The attack happened Friday using a flaw in Microsoft systems that was revealed in a release of National Security Agency information. The malware named “WannaCry” created a huge mess.
“It’s very serious, I mean this is something we’ve been worrying about for a long time, this kind of wide-scale attack,” said Benn Rapp, CEO of Managed Networks IT security firm in Great Britain.
To the rescue came 29-year-old Darien Huss, a Purdue University graduate and senior security research engineer at cybersecurity firm Proofpoint. He works for a California company, but lives in Newaygo County to be near his wife’s job.
“We not only investigate attacks against our customers, we also investigate anything that’s going on around the globe,” Huss told 24 Hour News 8 Saturday.
After he was put on the case, Huss said he reverse engineered the cyberattack and soon tracked down the domain name of the attacker. They then spent $10.69 to legally register the domain name of the attacker which gave them access to it.
“It really did not take long to figure out that there was a kill switch feature in it,” Huss said.

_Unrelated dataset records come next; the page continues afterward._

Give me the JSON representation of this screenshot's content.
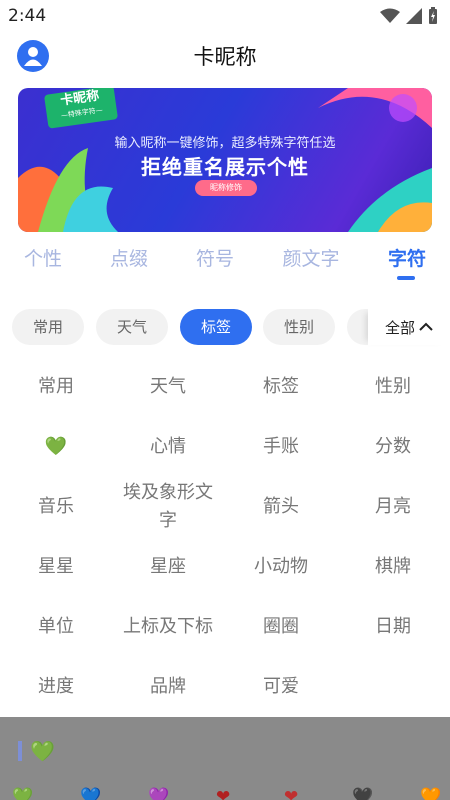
{
  "status_bar": {
    "time": "2:44"
  },
  "header": {
    "title": "卡昵称"
  },
  "banner": {
    "badge_title": "卡昵称",
    "badge_sub": "—特殊字符—",
    "line1": "输入昵称一键修饰，超多特殊字符任选",
    "line2": "拒绝重名展示个性",
    "button": "昵称修饰"
  },
  "tabs": [
    {
      "label": "个性"
    },
    {
      "label": "点缀"
    },
    {
      "label": "符号"
    },
    {
      "label": "颜文字"
    },
    {
      "label": "字符",
      "active": true
    }
  ],
  "chips": [
    {
      "label": "常用"
    },
    {
      "label": "天气"
    },
    {
      "label": "标签",
      "active": true
    },
    {
      "label": "性别"
    },
    {
      "label": ""
    }
  ],
  "all_button": {
    "label": "全部"
  },
  "grid": [
    "常用",
    "天气",
    "标签",
    "性别",
    "💚",
    "心情",
    "手账",
    "分数",
    "音乐",
    "埃及象形文字",
    "箭头",
    "月亮",
    "星星",
    "星座",
    "小动物",
    "棋牌",
    "单位",
    "上标及下标",
    "圈圈",
    "日期",
    "进度",
    "品牌",
    "可爱",
    ""
  ],
  "preview": {
    "heart": "💚"
  },
  "bottom_hearts": [
    "💚",
    "💙",
    "💜",
    "❤",
    "❤",
    "🖤",
    "🧡"
  ],
  "colors": {
    "accent": "#2f6ff0",
    "tab_inactive": "#a8b6e0",
    "chip_bg": "#f2f2f2"
  }
}
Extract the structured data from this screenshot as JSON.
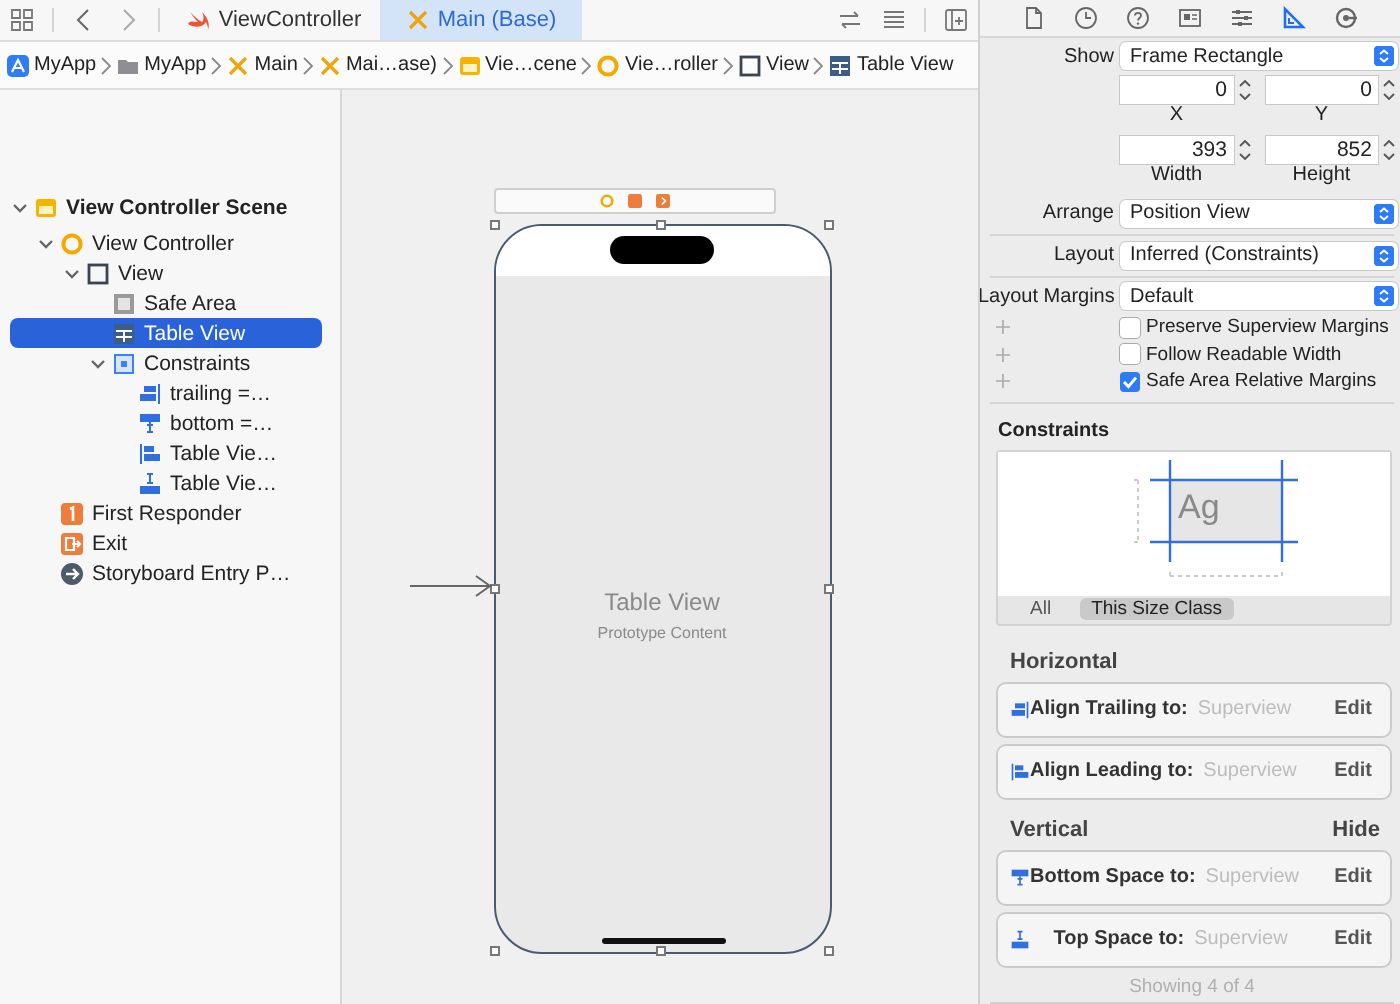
{
  "editor_tabs": [
    {
      "label": "ViewController",
      "kind": "swift",
      "selected": false
    },
    {
      "label": "Main (Base)",
      "kind": "storyboard",
      "selected": true
    }
  ],
  "breadcrumb": [
    {
      "label": "MyApp",
      "kind": "app"
    },
    {
      "label": "MyApp",
      "kind": "folder"
    },
    {
      "label": "Main",
      "kind": "storyboard"
    },
    {
      "label": "Mai…ase)",
      "kind": "storyboard"
    },
    {
      "label": "Vie…cene",
      "kind": "scene"
    },
    {
      "label": "Vie…roller",
      "kind": "view-controller"
    },
    {
      "label": "View",
      "kind": "view"
    },
    {
      "label": "Table View",
      "kind": "table"
    }
  ],
  "outline": [
    {
      "label": "View Controller Scene",
      "kind": "scene",
      "selected": false,
      "expanded": true,
      "children": [
        {
          "label": "View Controller",
          "kind": "view-controller",
          "selected": false,
          "expanded": true,
          "children": [
            {
              "label": "View",
              "kind": "view",
              "selected": false,
              "expanded": true,
              "children": [
                {
                  "label": "Safe Area",
                  "kind": "safe-area",
                  "selected": false
                },
                {
                  "label": "Table View",
                  "kind": "table",
                  "selected": true
                },
                {
                  "label": "Constraints",
                  "kind": "constraints",
                  "selected": false,
                  "expanded": true,
                  "children": [
                    {
                      "label": "trailing =…",
                      "kind": "align-trailing",
                      "selected": false
                    },
                    {
                      "label": "bottom =…",
                      "kind": "align-bottom",
                      "selected": false
                    },
                    {
                      "label": "Table Vie…",
                      "kind": "align-leading",
                      "selected": false
                    },
                    {
                      "label": "Table Vie…",
                      "kind": "align-top",
                      "selected": false
                    }
                  ]
                }
              ]
            }
          ]
        },
        {
          "label": "First Responder",
          "kind": "first-responder",
          "selected": false
        },
        {
          "label": "Exit",
          "kind": "exit",
          "selected": false
        },
        {
          "label": "Storyboard Entry P…",
          "kind": "entry",
          "selected": false
        }
      ]
    }
  ],
  "canvas": {
    "title": "Table View",
    "subtitle": "Prototype Content"
  },
  "inspector_tabs": [
    {
      "kind": "file",
      "selected": false
    },
    {
      "kind": "clock",
      "selected": false
    },
    {
      "kind": "help",
      "selected": false
    },
    {
      "kind": "identity",
      "selected": false
    },
    {
      "kind": "sliders",
      "selected": false
    },
    {
      "kind": "ruler",
      "selected": true
    },
    {
      "kind": "connections",
      "selected": false
    }
  ],
  "show": {
    "label": "Show",
    "value": "Frame Rectangle"
  },
  "frame": [
    [
      {
        "label": "X",
        "value": "0"
      },
      {
        "label": "Y",
        "value": "0"
      }
    ],
    [
      {
        "label": "Width",
        "value": "393"
      },
      {
        "label": "Height",
        "value": "852"
      }
    ]
  ],
  "popups": [
    {
      "label": "Arrange",
      "value": "Position View"
    },
    {
      "label": "Layout",
      "value": "Inferred (Constraints)"
    },
    {
      "label": "Layout Margins",
      "value": "Default"
    }
  ],
  "options": [
    {
      "label": "Preserve Superview Margins",
      "checked": false
    },
    {
      "label": "Follow Readable Width",
      "checked": false
    },
    {
      "label": "Safe Area Relative Margins",
      "checked": true
    }
  ],
  "constraints": {
    "title": "Constraints",
    "preview": "Ag",
    "filters": [
      {
        "label": "All",
        "selected": false
      },
      {
        "label": "This Size Class",
        "selected": true
      }
    ]
  },
  "groups": [
    {
      "title": "Horizontal",
      "rows": [
        {
          "kind": "align-trailing",
          "label": "Align Trailing to:",
          "target": "Superview",
          "action": "Edit"
        },
        {
          "kind": "align-leading",
          "label": "Align Leading to:",
          "target": "Superview",
          "action": "Edit"
        }
      ]
    },
    {
      "title": "Vertical",
      "action": "Hide",
      "rows": [
        {
          "kind": "align-bottom",
          "label": "Bottom Space to:",
          "target": "Superview",
          "action": "Edit"
        },
        {
          "kind": "align-top",
          "label": "Top Space to:",
          "target": "Superview",
          "action": "Edit"
        }
      ]
    }
  ],
  "footer": "Showing 4 of 4"
}
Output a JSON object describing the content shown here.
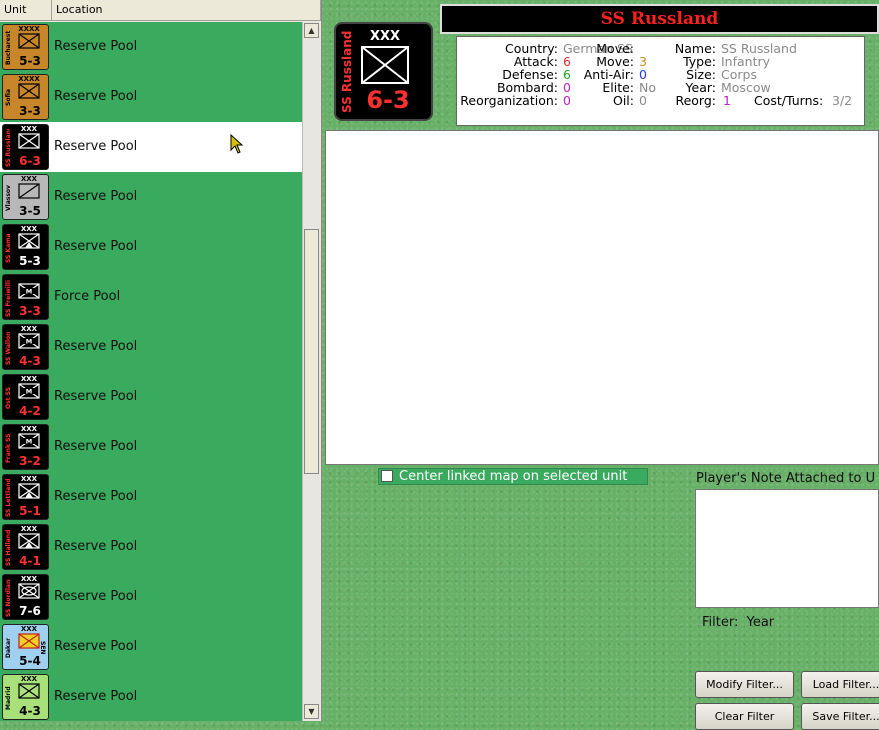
{
  "list": {
    "columns": {
      "unit": "Unit",
      "location": "Location"
    },
    "rows": [
      {
        "location": "Reserve Pool",
        "counter": {
          "name": "Bucharest",
          "size": "XXXX",
          "str": "5-3",
          "side": "",
          "bg": "#c8862a",
          "fg": "#000000",
          "strColor": "#000000",
          "symbol": "infantry"
        }
      },
      {
        "location": "Reserve Pool",
        "counter": {
          "name": "Sofia",
          "size": "XXXX",
          "str": "3-3",
          "side": "",
          "bg": "#c8862a",
          "fg": "#000000",
          "strColor": "#000000",
          "symbol": "infantry"
        }
      },
      {
        "location": "Reserve Pool",
        "counter": {
          "name": "SS Russland",
          "size": "XXX",
          "str": "6-3",
          "side": "",
          "bg": "#000000",
          "fg": "#ffffff",
          "strColor": "#ff3030",
          "symbol": "infantry"
        }
      },
      {
        "location": "Reserve Pool",
        "counter": {
          "name": "Vlassov",
          "size": "XXX",
          "str": "3-5",
          "side": "",
          "bg": "#b8b8b8",
          "fg": "#000000",
          "strColor": "#000000",
          "symbol": "cavalry"
        }
      },
      {
        "location": "Reserve Pool",
        "counter": {
          "name": "SS Kama",
          "size": "XXX",
          "str": "5-3",
          "side": "",
          "bg": "#000000",
          "fg": "#ffffff",
          "strColor": "#ffffff",
          "symbol": "mountain"
        }
      },
      {
        "location": "Force Pool",
        "counter": {
          "name": "SS Freiwilli",
          "size": "",
          "str": "3-3",
          "side": "",
          "bg": "#000000",
          "fg": "#ffffff",
          "strColor": "#ff3030",
          "symbol": "motorized"
        }
      },
      {
        "location": "Reserve Pool",
        "counter": {
          "name": "SS Wallon",
          "size": "XXX",
          "str": "4-3",
          "side": "",
          "bg": "#000000",
          "fg": "#ffffff",
          "strColor": "#ff3030",
          "symbol": "motorized"
        }
      },
      {
        "location": "Reserve Pool",
        "counter": {
          "name": "Ost SS",
          "size": "XXX",
          "str": "4-2",
          "side": "",
          "bg": "#000000",
          "fg": "#ffffff",
          "strColor": "#ff3030",
          "symbol": "motorized"
        }
      },
      {
        "location": "Reserve Pool",
        "counter": {
          "name": "Frank SS",
          "size": "XXX",
          "str": "3-2",
          "side": "",
          "bg": "#000000",
          "fg": "#ffffff",
          "strColor": "#ff3030",
          "symbol": "motorized"
        }
      },
      {
        "location": "Reserve Pool",
        "counter": {
          "name": "SS Lettland",
          "size": "XXX",
          "str": "5-1",
          "side": "",
          "bg": "#000000",
          "fg": "#ffffff",
          "strColor": "#ff3030",
          "symbol": "mountain"
        }
      },
      {
        "location": "Reserve Pool",
        "counter": {
          "name": "SS Halland",
          "size": "XXX",
          "str": "4-1",
          "side": "",
          "bg": "#000000",
          "fg": "#ffffff",
          "strColor": "#ff3030",
          "symbol": "mountain"
        }
      },
      {
        "location": "Reserve Pool",
        "counter": {
          "name": "SS Nordland",
          "size": "XXX",
          "str": "7-6",
          "side": "",
          "bg": "#000000",
          "fg": "#ffffff",
          "strColor": "#ffffff",
          "symbol": "armor"
        }
      },
      {
        "location": "Reserve Pool",
        "counter": {
          "name": "Dakar",
          "size": "XXX",
          "str": "5-4",
          "side": "SEN",
          "bg": "#9fd0ef",
          "fg": "#000000",
          "strColor": "#000000",
          "symbol": "colonial"
        }
      },
      {
        "location": "Reserve Pool",
        "counter": {
          "name": "Madrid",
          "size": "XXX",
          "str": "4-3",
          "side": "",
          "bg": "#a8e07a",
          "fg": "#000000",
          "strColor": "#000000",
          "symbol": "infantry"
        }
      }
    ]
  },
  "selected": {
    "title": "SS Russland",
    "counter": {
      "name": "SS Russland",
      "size": "XXX",
      "str": "6-3"
    },
    "fields": {
      "country_label": "Country:",
      "country": "German SS",
      "attack_label": "Attack:",
      "attack": "6",
      "defense_label": "Defense:",
      "defense": "6",
      "bombard_label": "Bombard:",
      "bombard": "0",
      "reorg_label": "Reorganization:",
      "reorg": "0",
      "move_label": "Move:",
      "move": "3",
      "antiair_label": "Anti-Air:",
      "antiair": "0",
      "elite_label": "Elite:",
      "elite": "No",
      "oil_label": "Oil:",
      "oil": "0",
      "name_label": "Name:",
      "name": "SS Russland",
      "type_label": "Type:",
      "type": "Infantry",
      "size_label": "Size:",
      "size": "Corps",
      "year_label": "Year:",
      "year": "Moscow",
      "reorg2_label": "Reorg:",
      "reorg2": "1",
      "cost_label": "Cost/Turns:",
      "cost": "3/2"
    }
  },
  "center_link_label": "Center linked map on selected unit",
  "player_note_title": "Player's Note Attached to U",
  "filter": {
    "label": "Filter:",
    "value": "Year"
  },
  "buttons": {
    "modify": "Modify Filter...",
    "load": "Load Filter...",
    "clear": "Clear Filter",
    "save": "Save Filter..."
  },
  "colors": {
    "list_bg": "#3aaa5e",
    "attack": "#e03030",
    "defense": "#20a020",
    "move": "#c09020",
    "purple": "#c020c0",
    "blue": "#2040e0",
    "gray": "#8a8a8a"
  }
}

So working with a fellow cyber-sleuth in the UK, they were able to throw the so-called kill switch that stopped the attack in its tracks and allowed the thousands of infected systems to begin recovering from the attack, but not before more than $20,000 in bitcoin ransoms had been paid at $300 to $600 a pop.
But the damage done by the disruption in data systems will be massive.
“This is probably one of the largest and widespread cyberattacks in the last 10 years,” Huss said.
Huss said while the attack was devastating, he was still ready to talk a little cyber-smack against whoever created the problem. He is hopeful that there will be an arrest.
“With the amount of law enforcement that are going to be investigating this, I really would not be surprised if the individual or individuals are apprehended,” Huss said.
Saturday, Huss has become something of a superhero in the cybersecurity world and has been giving interviews to newspapers and TV stations around the globe, including CNN and BBC News.
“Personally, I really feel like I didn’t play a huge role in everything — all I really did was figure out that there was a kill switch feature,” Huss said. “It just goes to show how interconnected our world is and how something so simple can have a devastating impact on everybody.”
Huss says it’s likely whoever did this will try again and will learn from his mistakes and may not be so easy to beat next time.
“We may possibly see copycats use the same exploit and deliver different payload,” Huss said.
He says staying safe is pretty straight-forward, backup your data, update you software and get rid of vulnerable protocols.